Ganesha became the Lord of all existing beings (Gana) after winning a contest from his brother Kumar Kartikeya. The story tells Ganesha and his brother Kumar Kartikeya once had a dispute that who was the elder of the two. The matter was referred to Lord Shiva for final decision. Shiva decided that whoever would make a tour around the world and come back first had the right to be the elder. Kumar Kartikeya flew off at once on his vehicle, the peacock, to make a circuit of the world. Ganesha did not start the race like his brother did, but simply walked around Shiva and Parvati, both his father and mother as the source of all existence; who also represent the entire manifested universe. Lord Shiva was pleased with Ganesha’s intelligence and declared him as a winner. He then was blessed as the Supreme God of the universe. Thus; the dispute was settled in favour of Lord Ganesha, who was thereafter acknowledged as the elder of the two brothers
Ganesha Chaturthi is celebrated as an occasion or a day on which Lord Ganesha makes his presence on earth for all his devotees.
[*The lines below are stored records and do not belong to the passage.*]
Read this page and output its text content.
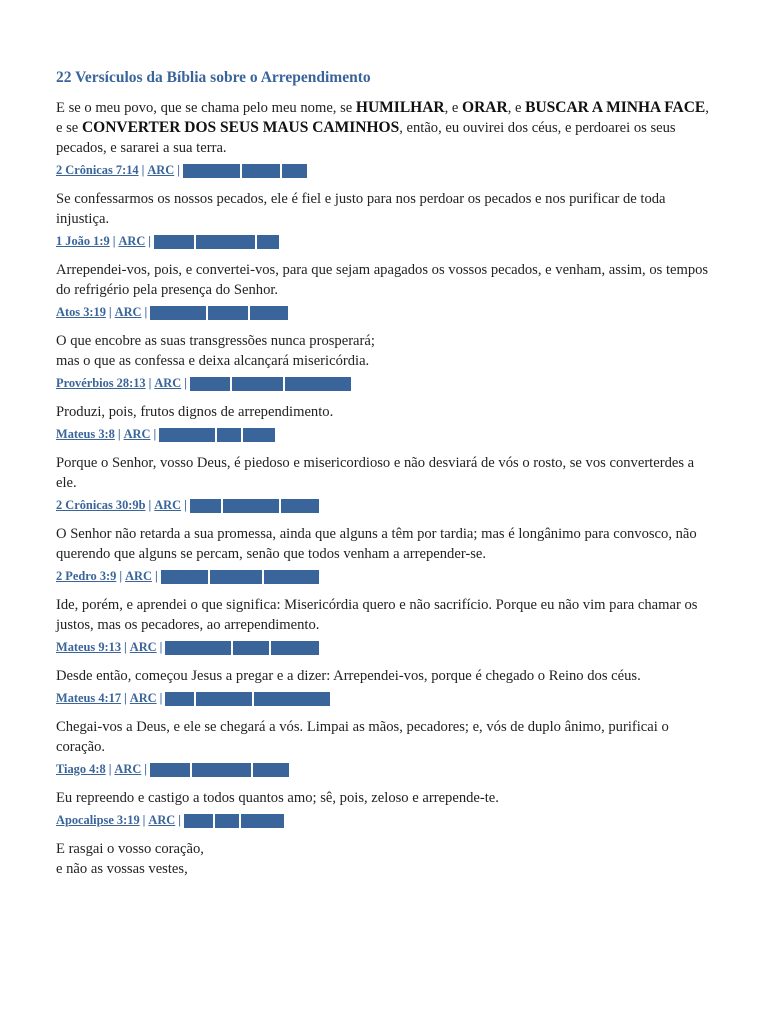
22 Versículos da Bíblia sobre o Arrependimento

E se o meu povo, que se chama pelo meu nome, se HUMILHAR, e ORAR, e BUSCAR A MINHA FACE, e se CONVERTER DOS SEUS MAUS CAMINHOS, então, eu ouvirei dos céus, e perdoarei os seus pecados, e sararei a sua terra.

2 Crônicas 7:14 | ARC | humildade perdão cura

Se confessarmos os nossos pecados, ele é fiel e justo para nos perdoar os pecados e nos purificar de toda injustiça.

1 João 1:9 | ARC | pecado purificação mal

Arrependei-vos, pois, e convertei-vos, para que sejam apagados os vossos pecados, e venham, assim, os tempos do refrigério pela presença do Senhor.

Atos 3:19 | ARC | conversão pecado perdão

O que encobre as suas transgressões nunca prosperará;
mas o que as confessa e deixa alcançará misericórdia.

Provérbios 28:13 | ARC | pecado confissão misericórdia

Produzi, pois, frutos dignos de arrependimento.

Mateus 3:8 | ARC | conversão vida frutos

Porque o Senhor, vosso Deus, é piedoso e misericordioso e não desviará de vós o rosto, se vos converterdes a ele.

2 Crônicas 30:9b | ARC | graça conversão perdão

O Senhor não retarda a sua promessa, ainda que alguns a têm por tardia; mas é longânimo para convosco, não querendo que alguns se percam, senão que todos venham a arrepender-se.

2 Pedro 3:9 | ARC | salvação paciência conversão

Ide, porém, e aprendei o que significa: Misericórdia quero e não sacrifício. Porque eu não vim para chamar os justos, mas os pecadores, ao arrependimento.

Mateus 9:13 | ARC | misericórdia justiça sacrifício

Desde então, começou Jesus a pregar e a dizer: Arrependei-vos, porque é chegado o Reino dos céus.

Mateus 4:17 | ARC | Jesus conversão evangelização

Chegai-vos a Deus, e ele se chegará a vós. Limpai as mãos, pecadores; e, vós de duplo ânimo, purificai o coração.

Tiago 4:8 | ARC | pecado purificação justiça

Eu repreendo e castigo a todos quantos amo; sê, pois, zeloso e arrepende-te.

Apocalipse 3:19 | ARC | amor vida punição

E rasgai o vosso coração,
e não as vossas vestes,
The festival is observed according to the Hindu calendar in the month of Bhaadrapada (around August and September), starting on the shukla chaturthi (fourth day of the waxing moon period). It is among the most celebrated festivals in Nepal and South India, especially in western states of Maharashtra and Goa where the festival lasts for 10 days, ending on Ananta Chaturdashi.
During the festivals a special puja to the lord Ganesha is performed by households. The worship of the deity involves getting ready to receive the god. Ganesha is invited with a special mantras and offerings. It involves the panchamrit (five nectars), which includes milk, curd, ghee, honey and jaggery, with which the god’s icon is bathed, cleansing in between with water
Ganesha is then given a red garment and the sacred thread. He is then smeared with red sandal paste and offered red or yellow flowers. A diya lamp is lit, bells chime and food is offered in six symbolic mouthfuls. During the festival, puja is performed twice every day – in the morning and in the evening. Ganesha is offered special leaves and flowers and Durva grasses. The Ganesha mantra is chanted, followed by a Ganesha prayer.
The main sweet-dishes during the festival period are Modak and Karanjis. (Literally meaning of MODAK is that which gives (or brings) happiness. There are also public celebrations of the festival, with local communities (mandals) vying with each other to put up the biggest idol. The festival is the time for a lot of cultural activities like songs, dramas and orchestra. The festival ends when the idol of the Ganesha is immersed into water (Visarjana), accompanied by loud shouts of Ganapati Bappa Moraya!